# To suit the occassion



## Stormcat (Feb 3, 2016)

I'm writing a victorian alternate history story. I can describe women's clothing very well, from the colors, to the cut, the pattern, to the ruffles. Men's clothing on the other hand...

Being that there will be a lot of suits, how do I show the difference between an informal suit and something like Imperial Ball finery? There are only so many variations of black, brown, and navy blue I can use for a man's suit. I know the parts of the suit (My MC's husband is upper crust, so he'll be wearing 3-piece suits all the time), but I'm not good at telling apart the formal and informal ones. If I see the different suits I can tell them apart, but I'm not so good at writing them apart.


----------



## Bishop (Feb 3, 2016)

How deeply into the character's clothing are you getting? And, furthermore, how important is that to the story?


----------



## Stormcat (Feb 3, 2016)

Deep enough to show what Character A is wearing is not the same as what Character B is wearing.
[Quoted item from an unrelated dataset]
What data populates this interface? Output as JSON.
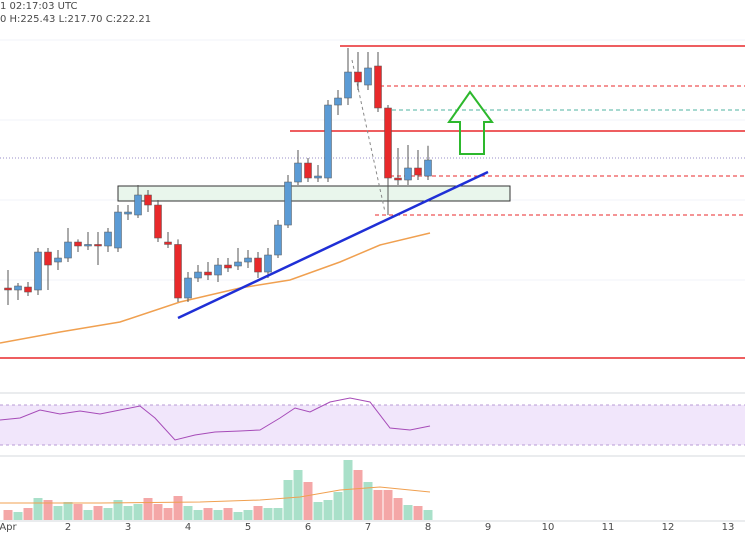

I also want to show subtlties of the various character through the clothing they choose to wear. For instance, My one female character always wears modest, well-fitting black dresses to show an air of professionalism, while another character starts out wearing drab, ill-fitting dresses but as she gains confidence she starts wearing better-fitting and brighter dresses.


----------



## Stormcat (Feb 4, 2016)

In one scene, I have to tell the butlers apart from their masters, and I need to know what they would wear that would be different.


----------



## Stormcat (Feb 12, 2016)

*resurrecting this thread*

I've been browsing pinterest again. Looking at Pictures of men's suits. I found this:




This seems like a good outfit choice for one of my antagonists (Just make it white) Meanwhile... I want my love interest to look something like this:



Now, other than the fact that Loki here has a scarf, how do I describe the difference between the two suits?


----------